Son aylarda dünyada son derece önemli değişikliklere şahit oluyoruz.

Trump sonrası dönemde Biden’ın ABD Başkanı seçilmesiyle ilk jeopolitik değişmeler yaşandı. Özellikle Körfez ülkelerinin 2017 yılından beri Katar’a uyguladıkları ambargonun sona ermesi ve bu ülkelerin dış siyasetlerinde 180 derece değişikliğe gitmesi bütün dünyada şaşkınlık yarattı. Söz konusu ülkelerin Katar ile olduğu kadar Türkiye ile de yakınlaşma çabaları, Biden’ın Körfez ülkelerine Trump’ın gösterdiği hoşgörüyle yaklaşmayacağı şeklinde açıklandı.

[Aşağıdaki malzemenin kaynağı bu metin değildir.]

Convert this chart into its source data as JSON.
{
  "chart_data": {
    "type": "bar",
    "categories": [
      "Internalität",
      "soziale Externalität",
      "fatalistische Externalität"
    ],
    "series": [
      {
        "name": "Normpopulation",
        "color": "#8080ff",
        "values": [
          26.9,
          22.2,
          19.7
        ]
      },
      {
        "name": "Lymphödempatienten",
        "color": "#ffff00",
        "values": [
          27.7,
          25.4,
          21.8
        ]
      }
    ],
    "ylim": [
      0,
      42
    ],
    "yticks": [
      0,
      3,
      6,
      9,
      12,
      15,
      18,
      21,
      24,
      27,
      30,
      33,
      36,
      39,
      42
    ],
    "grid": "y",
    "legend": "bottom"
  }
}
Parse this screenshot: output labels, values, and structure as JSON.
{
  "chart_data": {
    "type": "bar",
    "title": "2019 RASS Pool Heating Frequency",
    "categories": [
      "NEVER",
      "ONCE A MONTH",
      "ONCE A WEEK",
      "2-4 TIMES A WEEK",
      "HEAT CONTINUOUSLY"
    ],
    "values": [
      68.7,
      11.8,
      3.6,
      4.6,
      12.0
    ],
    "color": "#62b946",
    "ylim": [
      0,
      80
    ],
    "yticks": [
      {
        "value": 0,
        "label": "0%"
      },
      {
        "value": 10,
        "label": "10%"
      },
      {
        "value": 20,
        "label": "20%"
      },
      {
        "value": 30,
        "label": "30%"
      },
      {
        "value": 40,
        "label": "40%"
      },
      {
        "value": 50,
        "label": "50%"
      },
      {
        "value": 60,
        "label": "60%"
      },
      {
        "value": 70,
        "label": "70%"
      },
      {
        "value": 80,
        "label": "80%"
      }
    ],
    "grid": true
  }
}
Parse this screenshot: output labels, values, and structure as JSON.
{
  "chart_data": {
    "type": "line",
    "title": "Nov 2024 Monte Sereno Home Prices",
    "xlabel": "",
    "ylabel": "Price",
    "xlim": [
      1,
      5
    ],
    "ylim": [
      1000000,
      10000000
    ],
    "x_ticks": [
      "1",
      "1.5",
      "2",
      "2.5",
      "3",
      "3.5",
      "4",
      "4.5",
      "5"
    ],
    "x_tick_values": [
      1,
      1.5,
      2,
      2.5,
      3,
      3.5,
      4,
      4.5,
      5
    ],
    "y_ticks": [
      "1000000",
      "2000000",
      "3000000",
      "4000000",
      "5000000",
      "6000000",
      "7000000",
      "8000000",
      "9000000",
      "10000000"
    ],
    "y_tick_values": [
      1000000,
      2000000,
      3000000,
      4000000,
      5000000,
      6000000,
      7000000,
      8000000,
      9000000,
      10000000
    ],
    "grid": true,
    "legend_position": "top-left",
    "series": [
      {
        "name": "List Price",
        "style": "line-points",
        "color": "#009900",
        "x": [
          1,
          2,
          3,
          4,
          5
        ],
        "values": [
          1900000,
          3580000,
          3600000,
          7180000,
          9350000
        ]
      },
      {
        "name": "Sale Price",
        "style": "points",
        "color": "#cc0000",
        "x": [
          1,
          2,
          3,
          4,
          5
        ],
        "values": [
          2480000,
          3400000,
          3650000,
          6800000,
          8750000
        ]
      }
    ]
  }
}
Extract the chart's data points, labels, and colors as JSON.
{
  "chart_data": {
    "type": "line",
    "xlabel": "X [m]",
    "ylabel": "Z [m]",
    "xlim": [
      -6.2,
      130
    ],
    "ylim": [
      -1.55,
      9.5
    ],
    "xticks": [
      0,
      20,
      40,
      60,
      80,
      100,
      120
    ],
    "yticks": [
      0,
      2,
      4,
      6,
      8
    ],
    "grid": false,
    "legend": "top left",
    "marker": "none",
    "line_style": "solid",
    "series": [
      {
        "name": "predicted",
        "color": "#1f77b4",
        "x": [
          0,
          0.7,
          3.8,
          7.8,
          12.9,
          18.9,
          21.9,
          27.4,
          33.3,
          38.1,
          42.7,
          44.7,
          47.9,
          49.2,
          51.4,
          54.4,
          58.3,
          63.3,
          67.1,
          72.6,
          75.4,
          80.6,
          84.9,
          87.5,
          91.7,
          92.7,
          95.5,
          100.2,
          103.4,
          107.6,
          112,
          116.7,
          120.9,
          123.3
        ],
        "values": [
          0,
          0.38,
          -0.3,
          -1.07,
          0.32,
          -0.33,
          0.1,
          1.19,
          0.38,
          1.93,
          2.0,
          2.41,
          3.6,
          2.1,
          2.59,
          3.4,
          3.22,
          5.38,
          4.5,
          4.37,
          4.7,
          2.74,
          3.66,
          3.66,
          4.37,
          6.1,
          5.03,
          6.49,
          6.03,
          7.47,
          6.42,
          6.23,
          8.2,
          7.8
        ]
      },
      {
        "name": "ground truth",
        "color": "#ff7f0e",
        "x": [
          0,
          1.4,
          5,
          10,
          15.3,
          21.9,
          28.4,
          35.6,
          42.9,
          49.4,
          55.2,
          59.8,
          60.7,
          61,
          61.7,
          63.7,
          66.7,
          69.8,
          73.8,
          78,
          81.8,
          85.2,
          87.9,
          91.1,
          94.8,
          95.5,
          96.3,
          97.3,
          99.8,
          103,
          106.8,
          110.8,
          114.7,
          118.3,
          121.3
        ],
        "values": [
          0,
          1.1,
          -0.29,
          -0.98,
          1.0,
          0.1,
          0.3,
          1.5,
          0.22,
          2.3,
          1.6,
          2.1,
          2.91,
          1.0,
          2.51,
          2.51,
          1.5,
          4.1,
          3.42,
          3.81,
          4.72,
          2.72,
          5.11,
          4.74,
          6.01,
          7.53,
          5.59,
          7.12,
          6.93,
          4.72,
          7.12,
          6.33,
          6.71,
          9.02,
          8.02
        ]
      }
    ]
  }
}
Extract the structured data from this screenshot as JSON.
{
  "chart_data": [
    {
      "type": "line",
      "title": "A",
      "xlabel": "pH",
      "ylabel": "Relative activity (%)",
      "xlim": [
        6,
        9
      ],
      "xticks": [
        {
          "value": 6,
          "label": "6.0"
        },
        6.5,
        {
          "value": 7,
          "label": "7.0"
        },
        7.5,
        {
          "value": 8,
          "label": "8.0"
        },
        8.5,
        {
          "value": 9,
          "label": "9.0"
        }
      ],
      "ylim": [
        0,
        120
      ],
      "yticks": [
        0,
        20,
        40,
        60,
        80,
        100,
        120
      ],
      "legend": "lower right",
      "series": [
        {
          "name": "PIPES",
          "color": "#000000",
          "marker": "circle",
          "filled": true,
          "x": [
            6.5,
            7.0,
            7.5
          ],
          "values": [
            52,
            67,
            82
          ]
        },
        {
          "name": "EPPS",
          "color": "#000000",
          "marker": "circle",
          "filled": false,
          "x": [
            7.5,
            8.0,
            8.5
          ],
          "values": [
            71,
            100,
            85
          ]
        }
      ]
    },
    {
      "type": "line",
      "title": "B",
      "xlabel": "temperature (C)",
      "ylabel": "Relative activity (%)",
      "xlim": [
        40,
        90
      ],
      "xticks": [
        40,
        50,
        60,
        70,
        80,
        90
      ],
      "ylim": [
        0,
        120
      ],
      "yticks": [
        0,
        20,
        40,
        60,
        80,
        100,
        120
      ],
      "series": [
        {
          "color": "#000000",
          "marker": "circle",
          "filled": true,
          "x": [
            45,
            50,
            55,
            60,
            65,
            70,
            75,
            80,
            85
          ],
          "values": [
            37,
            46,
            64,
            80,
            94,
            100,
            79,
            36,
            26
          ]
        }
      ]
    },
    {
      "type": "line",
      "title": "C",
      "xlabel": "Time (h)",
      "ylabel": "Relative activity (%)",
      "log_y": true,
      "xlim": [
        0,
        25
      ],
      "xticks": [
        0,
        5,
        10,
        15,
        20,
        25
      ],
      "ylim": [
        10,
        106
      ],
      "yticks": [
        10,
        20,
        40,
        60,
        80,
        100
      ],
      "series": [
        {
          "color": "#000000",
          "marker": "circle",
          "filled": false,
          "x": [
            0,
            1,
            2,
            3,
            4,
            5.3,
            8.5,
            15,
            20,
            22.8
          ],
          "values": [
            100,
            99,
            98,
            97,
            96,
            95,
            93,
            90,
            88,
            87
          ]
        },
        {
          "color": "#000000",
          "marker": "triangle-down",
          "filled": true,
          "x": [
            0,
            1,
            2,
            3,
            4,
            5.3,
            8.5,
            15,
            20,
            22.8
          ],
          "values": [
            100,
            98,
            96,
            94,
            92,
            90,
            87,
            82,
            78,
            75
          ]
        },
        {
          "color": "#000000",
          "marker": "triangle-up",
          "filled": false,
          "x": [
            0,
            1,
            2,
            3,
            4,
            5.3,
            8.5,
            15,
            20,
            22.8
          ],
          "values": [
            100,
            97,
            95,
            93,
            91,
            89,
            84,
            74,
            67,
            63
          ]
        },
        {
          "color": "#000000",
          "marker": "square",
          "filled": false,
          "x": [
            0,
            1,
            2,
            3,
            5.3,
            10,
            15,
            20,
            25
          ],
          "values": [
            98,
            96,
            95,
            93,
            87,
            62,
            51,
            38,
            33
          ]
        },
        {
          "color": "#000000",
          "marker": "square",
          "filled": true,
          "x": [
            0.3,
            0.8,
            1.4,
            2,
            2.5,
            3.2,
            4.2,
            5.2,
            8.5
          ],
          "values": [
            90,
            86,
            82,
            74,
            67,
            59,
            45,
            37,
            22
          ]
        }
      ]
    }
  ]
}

2021 yılının son günlerindeki en önemli gelişme ise, Rusya’nın Ukrayna sınırına 100 bin kadar asker konuşlandırması oldu. 2008 yılında Rusya’nın Gürcistan’a müdahale etmesi sonucu yaşanmış Rusya-Gürcistan Savaşı ve 6 yıl sonra Rusya'nın Kırım'ı ilhakından sonra, bugün dünya "Rusya Ukrayna'yı işgal etmeye mi hazırlanıyor?" sorusuna cevap arıyor.

Yeni yıla aslında hepimizin uzun zamandır beklediği gelişmelerle başladık. Doğu ve Batı arasındaki gerginlik, Soğuk Savaş’tan bu yana belki de hiç bu kadar şiddetli hissedilmemişti.

Ancak bu sefer Doğu ve Batı bloklarında keskin değişimler mevcut. “Batı” artık ABD ve AB’nin el ele verdiği bir birliği temsil etmiyor. Brexit süreci sonrası İngiltere’nin AB’den ayrılmasıyla Batı ittifakı içindeki ilk çatlaklar hissedilmeye başladı. Daha sonra, Fransa'nın çıkarları hiçe sayılarak, ABD, İngiltere ve Avustralya arasında "AUKUS" adı altında yeni bir güvenlik iş birliği oluşturulması, Batı müttefikleri arasında yaşanan gerginliklere tuz biber ekti.

ABD’nin diğer Batı ülkeleriyle yaşadığı sorunlar Trump dönemine dayanıyor. Trump’ın ülke dışındaki Amerikan askerlerini çekme isteği, tahliyelerin Batı ülkeleriyle koordinasyon halinde gerçekleştirilmemesi ve akabinde Biden’ın Afganistan’dan çekilme sürecini son derece başarısız bir şekilde yönetmesi, başta Fransa olmak üzere AB ülkelerinde “bağımsız bir AB ordusu kurmalı mıyız?” sorusunu ortaya çıkardı.

Bugün, AB ve ABD, NATO’ya meydan okuyan, NATO’nun Sovyetler Birliği’nin dağılmasından sonra son 30 senedir sürekli genişlemesinden duyduğu kaygıyı kesin bir dille ifade ederek NATO’ya “artık dur” ikazında bulunan Rusya karşısında çaresiz bir görüntü sergiliyor. Kendisini savunmaktan aciz bir AB ve aslında gerçek derdi Çin olan bir ABD karşısında Rusya Batı’ya ültimatom veriyor. Biraz daha ötede, Rusya-Ukrayna krizini fırsata çevirerek Tayvan’ı işgal edebilecek bir Çin mevcut. İran ve Çin arasında imzalanan 25 yıllık "stratejik ortaklık" anlaşması da dikkate alındığında, Doğu bloku Batı'ya karşı her zamankinden daha güçlü ve birlik içinde hareket ediyor gibi gözüküyor.

Doğu ve Batı arasındaki kavşakta son derece önemli bir role sahip Türkiye’nin bu yeni dünya düzeni denkleminde oynayacağı birleştirici rol, onu dünya sahnesinde çok daha önemli bir konuma taşıyabilir. Türkiye, bölgedeki İsrail ve Ermenistan gibi ülkelerle ilişkilerini hızla düzeltirken, dünyada yaşanan krizlerde arabulucu rolünü üstlenmek için de çalışmalarına devam ediyor. Cumhurbaşkanı Erdoğan’ın gelecek haftalarda düzenleyeceği Ukrayna ziyareti bunun en iyi kanıtı.

Atılacak doğru hamlelerle, hep hayalini kurduğumuz gibi yeni dünyanın kalbi Türkiye’de atabilir.